Elijah Wood (looking as doll-like as ever, and wearing glasses that magnify his already-huge eyes to make the not-so-subtle point that he is an observer) plays Jonathan, a man obsessed with collecting things from his family’s history. When his grandmother hands him a photograph from 1940 saying, “Your grandfather wanted you to have this,” it sends Jonathan off on a voyage of discovery. The picture is of his grandfather in Ukraine, standing with an unknown woman who, according to his grandmother, saved him from the Nazis, allowing him to escape to America.

Jonathan duly turns up in Ukraine, where he hopes to unravel the mystery of the woman in the photograph.
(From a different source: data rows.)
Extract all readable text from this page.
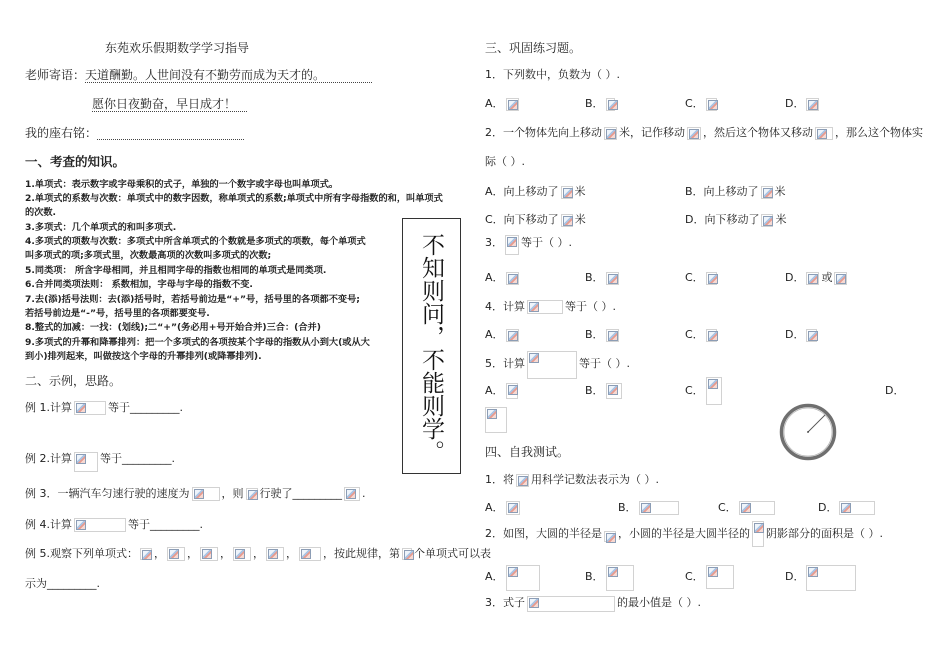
东苑欢乐假期数学学习指导
老师寄语：天道酬勤。人世间没有不勤劳而成为天才的。
愿你日夜勤奋，早日成才！
我的座右铭：
一、考查的知识。
1.单项式：表示数字或字母乘积的式子，单独的一个数字或字母也叫单项式。
2.单项式的系数与次数：单项式中的数字因数，称单项式的系数;单项式中所有字母指数的和，叫单项式
的次数.
3.多项式：几个单项式的和叫多项式.
4.多项式的项数与次数：多项式中所含单项式的个数就是多项式的项数，每个单项式
叫多项式的项;多项式里，次数最高项的次数叫多项式的次数;
5.同类项： 所含字母相同，并且相同字母的指数也相同的单项式是同类项.
6.合并同类项法则： 系数相加，字母与字母的指数不变.
7.去(添)括号法则：去(添)括号时，若括号前边是“+”号，括号里的各项都不变号;
若括号前边是“-”号，括号里的各项都要变号.
8.整式的加减：一找：(划线);二“+”(务必用+号开始合并)三合：(合并)
9.多项式的升幂和降幂排列：把一个多项式的各项按某个字母的指数从小到大(或从大
到小)排列起来，叫做按这个字母的升幂排列(或降幂排列).	不知则问，不能则学。
二、示例，思路。
例 1.计算	等于_________.
例 2.计算	等于_________.
例 3．一辆汽车匀速行驶的速度为	，则 行驶了_________ .
例 4.计算	等于_________.
例 5.观察下列单项式： ， ， ， ， ， ，按此规律，第 个单项式可以表
示为_________.
三、巩固练习题。
1．下列数中，负数为（ ）.
A．	B．	C．	D．
2．一个物体先向上移动 米，记作移动 ，然后这个物体又移动 ，那么这个物体实
际（ ）.
A．向上移动了 米	B．向上移动了 米
C．向下移动了 米	D．向下移动了 米
3． 等于（ ）.
A．	B．	C．	D． 或
4．计算	等于（ ）.
A．	B．	C．	D．
5．计算	等于（ ）.
A．	B．	C．	D．
四、自我测试。
1．将 用科学记数法表示为（ ）.
A．	B．	C．	D．
2．如图，大圆的半径是 ，小圆的半径是大圆半径的 阴影部分的面积是（ ）.
A．	B．	C．	D．
3．式子	的最小值是（ ）.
His tour guides turn out to be a little unnerving to the fussy and obsessive vegetarian. His translator Alex is like a Ukrainian version of Sasha Baron-Cohen’s Ali G and Borat characters rolled into one, and is played by newcomer Eugene Hutz, the frontman for the “gypsy punk” band Gogol Bordello, who contribute several songs to the soundtrack. While I thought his accent in the film was just an outrageous parody, during the Q & A, I realized it was actually his real voice (or maybe not. It could be part of the shtick.). Alex’s grandfather, the driver, thinks he is blind and is accompanied everywhere by Sammy Davis Jr. Jr., his “seeing-eye bitch.” Alex’s mangled English leads to many laughs, and the middle section of this road movie is easily the most enjoyable.

Things get a bit more serious when they find the woman in the photograph, but here, in a section of the film called “The Illumination,” I found myself still a little in the dark. Perhaps in ironing out a few of the book’s twists, something was lost, but I found the “mystery” either confusing or not so mysterious, and actually felt a little unsatisfied by the end.

However, the film is shot and edited beautifully, the acting is fine, and the directing sure-handed. Schreiber admitted that the stuff in the book that he left out of the film was the stuff that attracted him to the idea in the first place. Which is an odd thing to say, really. The book contains an imagined history of the shtetl where Jonathan’s grandfather was raised, a place with hundreds of years of history which is wiped out by the Nazis in a few hours. I think this background would have given the film the weight it needed at the end of the journey. Without that ballast, the film floats away a bit.

Nevertheless, this is an assured debut from Schreiber, and I look forward to seeing what he chooses for his next project.